Additive Manufacturing Letters (Dec 2022)
Laser powder directed energy deposition (LP-DED) NASA HR-1 alloy: Laser power and heat treatment effects on microstructure and mechanical properties
Abstract
This study investigated the microstructure and tensile properties of the NASA HR-1 (Fe-Ni-Cr) alloy using the laser powder directed energy deposition (LP-DED) process. Laser power and spot size were varied for deposition, and it was noted that low laser power could result in higher cooling rates and finer microstructure. The melt pool depth and width and the defect content increased with the increase in laser power. Out of several laser power (i.e., 350, 750, 1070, 2000, and 2620 W), the samples deposited using 750 W demonstrated the highest material density.

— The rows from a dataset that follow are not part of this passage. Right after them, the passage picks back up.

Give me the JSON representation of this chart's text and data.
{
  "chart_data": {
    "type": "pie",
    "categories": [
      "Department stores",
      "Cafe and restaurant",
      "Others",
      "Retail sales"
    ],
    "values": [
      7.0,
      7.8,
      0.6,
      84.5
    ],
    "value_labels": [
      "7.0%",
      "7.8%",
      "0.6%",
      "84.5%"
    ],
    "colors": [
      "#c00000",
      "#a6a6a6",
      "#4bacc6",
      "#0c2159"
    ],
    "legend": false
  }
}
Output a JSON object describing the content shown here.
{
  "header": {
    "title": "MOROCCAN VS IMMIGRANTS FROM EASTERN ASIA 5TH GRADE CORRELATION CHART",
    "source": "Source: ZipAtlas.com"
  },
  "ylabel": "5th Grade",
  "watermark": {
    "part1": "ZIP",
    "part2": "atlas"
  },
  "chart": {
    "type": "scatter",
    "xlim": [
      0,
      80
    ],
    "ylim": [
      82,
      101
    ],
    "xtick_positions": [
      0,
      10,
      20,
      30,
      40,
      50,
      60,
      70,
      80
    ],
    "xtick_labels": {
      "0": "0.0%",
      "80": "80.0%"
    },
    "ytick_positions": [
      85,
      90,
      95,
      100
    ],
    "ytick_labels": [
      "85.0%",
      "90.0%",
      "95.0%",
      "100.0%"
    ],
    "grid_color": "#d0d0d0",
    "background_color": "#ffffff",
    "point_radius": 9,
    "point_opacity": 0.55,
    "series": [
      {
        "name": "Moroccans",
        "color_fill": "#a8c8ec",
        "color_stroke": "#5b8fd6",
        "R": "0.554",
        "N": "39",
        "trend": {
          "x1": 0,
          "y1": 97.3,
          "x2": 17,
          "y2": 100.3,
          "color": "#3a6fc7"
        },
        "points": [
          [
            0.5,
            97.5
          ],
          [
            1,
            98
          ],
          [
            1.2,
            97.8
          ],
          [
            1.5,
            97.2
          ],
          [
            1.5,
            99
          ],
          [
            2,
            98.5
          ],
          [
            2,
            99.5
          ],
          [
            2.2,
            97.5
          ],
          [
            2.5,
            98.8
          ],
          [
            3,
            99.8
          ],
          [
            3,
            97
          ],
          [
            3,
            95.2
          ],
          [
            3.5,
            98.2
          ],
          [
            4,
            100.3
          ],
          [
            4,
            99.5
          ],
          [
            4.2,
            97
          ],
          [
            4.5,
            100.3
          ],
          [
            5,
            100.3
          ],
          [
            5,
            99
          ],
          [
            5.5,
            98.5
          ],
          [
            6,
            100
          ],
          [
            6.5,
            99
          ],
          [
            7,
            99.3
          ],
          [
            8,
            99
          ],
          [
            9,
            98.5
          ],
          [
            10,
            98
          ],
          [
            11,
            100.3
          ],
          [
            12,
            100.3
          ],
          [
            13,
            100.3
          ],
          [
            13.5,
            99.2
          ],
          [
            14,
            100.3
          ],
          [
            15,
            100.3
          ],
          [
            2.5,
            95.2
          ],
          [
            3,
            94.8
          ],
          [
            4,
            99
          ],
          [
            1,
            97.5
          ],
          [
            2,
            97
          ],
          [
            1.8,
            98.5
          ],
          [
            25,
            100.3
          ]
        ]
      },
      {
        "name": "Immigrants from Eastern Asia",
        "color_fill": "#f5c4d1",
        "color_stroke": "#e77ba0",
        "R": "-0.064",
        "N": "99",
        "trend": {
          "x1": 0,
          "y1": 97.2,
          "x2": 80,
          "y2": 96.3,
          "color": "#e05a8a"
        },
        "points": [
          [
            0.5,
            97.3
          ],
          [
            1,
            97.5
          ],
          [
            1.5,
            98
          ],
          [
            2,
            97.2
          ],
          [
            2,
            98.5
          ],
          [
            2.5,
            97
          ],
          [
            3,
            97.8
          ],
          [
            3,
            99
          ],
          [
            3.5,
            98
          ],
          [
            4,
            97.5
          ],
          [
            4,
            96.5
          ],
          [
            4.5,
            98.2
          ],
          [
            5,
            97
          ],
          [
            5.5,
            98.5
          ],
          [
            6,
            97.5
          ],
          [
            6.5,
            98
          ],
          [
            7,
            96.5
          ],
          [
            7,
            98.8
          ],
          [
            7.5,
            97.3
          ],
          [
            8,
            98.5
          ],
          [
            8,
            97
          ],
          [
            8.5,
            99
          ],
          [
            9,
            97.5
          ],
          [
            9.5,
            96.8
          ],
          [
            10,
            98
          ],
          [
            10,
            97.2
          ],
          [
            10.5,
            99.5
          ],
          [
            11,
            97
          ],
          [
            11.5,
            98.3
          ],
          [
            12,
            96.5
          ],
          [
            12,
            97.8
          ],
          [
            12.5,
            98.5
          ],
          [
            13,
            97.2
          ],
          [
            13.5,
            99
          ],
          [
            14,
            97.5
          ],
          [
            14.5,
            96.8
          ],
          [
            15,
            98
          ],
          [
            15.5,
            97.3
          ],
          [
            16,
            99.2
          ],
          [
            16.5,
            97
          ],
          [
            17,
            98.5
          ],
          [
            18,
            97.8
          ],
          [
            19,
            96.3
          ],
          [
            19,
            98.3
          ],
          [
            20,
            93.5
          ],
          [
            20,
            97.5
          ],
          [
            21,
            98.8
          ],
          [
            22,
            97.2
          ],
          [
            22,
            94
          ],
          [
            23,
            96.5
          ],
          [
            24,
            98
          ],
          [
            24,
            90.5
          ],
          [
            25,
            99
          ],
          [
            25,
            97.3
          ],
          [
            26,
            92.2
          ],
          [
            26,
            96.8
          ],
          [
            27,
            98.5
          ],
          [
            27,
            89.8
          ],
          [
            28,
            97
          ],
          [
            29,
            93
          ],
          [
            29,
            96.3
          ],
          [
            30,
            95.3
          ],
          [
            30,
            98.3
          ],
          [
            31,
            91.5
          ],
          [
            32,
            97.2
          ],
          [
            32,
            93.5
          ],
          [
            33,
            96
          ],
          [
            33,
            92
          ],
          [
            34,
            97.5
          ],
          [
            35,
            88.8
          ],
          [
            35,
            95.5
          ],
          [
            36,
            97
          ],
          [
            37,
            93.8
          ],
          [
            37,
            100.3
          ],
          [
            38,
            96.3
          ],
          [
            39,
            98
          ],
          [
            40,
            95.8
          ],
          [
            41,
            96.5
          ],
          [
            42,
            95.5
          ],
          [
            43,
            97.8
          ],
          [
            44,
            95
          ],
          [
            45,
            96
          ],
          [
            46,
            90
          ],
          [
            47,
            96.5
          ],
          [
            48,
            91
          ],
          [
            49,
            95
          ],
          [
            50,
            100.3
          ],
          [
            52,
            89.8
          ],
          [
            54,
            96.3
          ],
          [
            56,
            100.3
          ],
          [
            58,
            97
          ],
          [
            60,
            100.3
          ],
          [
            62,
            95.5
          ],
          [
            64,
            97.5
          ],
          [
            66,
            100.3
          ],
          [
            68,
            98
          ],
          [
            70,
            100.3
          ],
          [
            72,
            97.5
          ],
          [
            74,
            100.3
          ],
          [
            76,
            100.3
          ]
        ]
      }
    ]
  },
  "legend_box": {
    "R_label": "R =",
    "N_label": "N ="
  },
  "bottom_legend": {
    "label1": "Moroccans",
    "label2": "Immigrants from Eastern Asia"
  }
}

In addition, the effects of heat treatment on the microstructure and tensile properties were investigated. It was found that a heat treatment schedule consisting of stress relief, homogenization, solution treatment, and aging could thoroughly homogenize the microstructure (i.e., remove the as-solidified dendritic microstructure), result in relatively uniform, equiaxed grains, and increase the material hardness. Importantly, this heat treatment schedule efficiently reduced titanium segregation, preventing the formation of deleterious needle-shaped η (Ni3Ti) precipitates in NASA HR-1, known to be detrimental to mechanical properties and resulted in almost comparable tensile properties with varying laser power.